Just have a look how they do business: one usual key factor of success for men is to go have a drink after meeting / office time with their potential business partners – and schwups: the deal is closed in between two beers. 

Difficult to get in as a woman. But possible.

What I want to suggest?

I d love to more follow the idea that in particular we women should not view ourselves as competitors. It would be gorgeous to see a female counterpart who has a great idea, another beautiful skill or a smart solution simply as a mentor for ourselves. Someone who initiate a chance to grow within us. 

Train your mind and make sure YOU manage your mind and he not you. Become creative when it comes to how to play the game of life.

And please my dear female friends here: let’s support other women – lift them up instead of down. To strengthen women’s right and life positions was always one key element for me and a major factor to become a lawyer. 

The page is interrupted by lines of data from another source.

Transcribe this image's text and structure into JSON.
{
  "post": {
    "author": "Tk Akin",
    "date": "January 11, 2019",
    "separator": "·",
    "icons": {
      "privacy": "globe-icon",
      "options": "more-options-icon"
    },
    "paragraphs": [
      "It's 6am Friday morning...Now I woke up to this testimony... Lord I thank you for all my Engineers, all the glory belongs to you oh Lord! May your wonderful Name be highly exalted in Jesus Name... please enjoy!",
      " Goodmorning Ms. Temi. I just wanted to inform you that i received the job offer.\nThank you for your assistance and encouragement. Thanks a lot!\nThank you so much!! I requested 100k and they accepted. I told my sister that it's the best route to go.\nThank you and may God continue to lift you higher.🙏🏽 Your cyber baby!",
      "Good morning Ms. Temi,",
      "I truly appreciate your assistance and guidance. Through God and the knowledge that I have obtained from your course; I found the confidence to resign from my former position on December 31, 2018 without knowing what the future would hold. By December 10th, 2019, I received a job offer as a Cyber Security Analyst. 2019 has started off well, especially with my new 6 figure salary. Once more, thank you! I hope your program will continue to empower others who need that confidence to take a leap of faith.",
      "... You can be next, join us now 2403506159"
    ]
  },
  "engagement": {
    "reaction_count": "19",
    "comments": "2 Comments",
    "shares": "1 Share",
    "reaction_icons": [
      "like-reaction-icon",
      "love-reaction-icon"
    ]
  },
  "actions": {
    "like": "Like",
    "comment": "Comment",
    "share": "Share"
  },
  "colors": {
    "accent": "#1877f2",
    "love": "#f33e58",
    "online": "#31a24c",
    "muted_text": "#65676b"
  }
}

☆ WHY ARE YOU ATTRACTED AND TRIGGERED BY SOME PEOPLE?

Ever wonder why you’re attracted to some people & triggered by others? It’s not happening by chance.

The people you’re attracted to may actually have qualities you desire, that you have yet to embody yourself. So look at them as an inspiration as to how you truly want to live.

If you seek connection outside, without first embodying it within yourself, then your source of connection is dependent of factors outside your control. 

This not only gives your power away, but it is a setup for suffering. 

Manage your mind, play the creative game of life and view the people you judge, or are triggered by, as your shadow trainer.

They reveal to you parts of yourself you have not yet come to accept & love. Or they present to you wounds you carry from past traumatic experiences that have not been properly processed. 

To become the boss of your mind and use it as a great source of inspiration and creativity is the path to true freedom.

Think about it, don’t just follow my ideas – make your experiences and come to a conclusion for yourself. As someone else can never live your life and will never be able to make the experiences for you.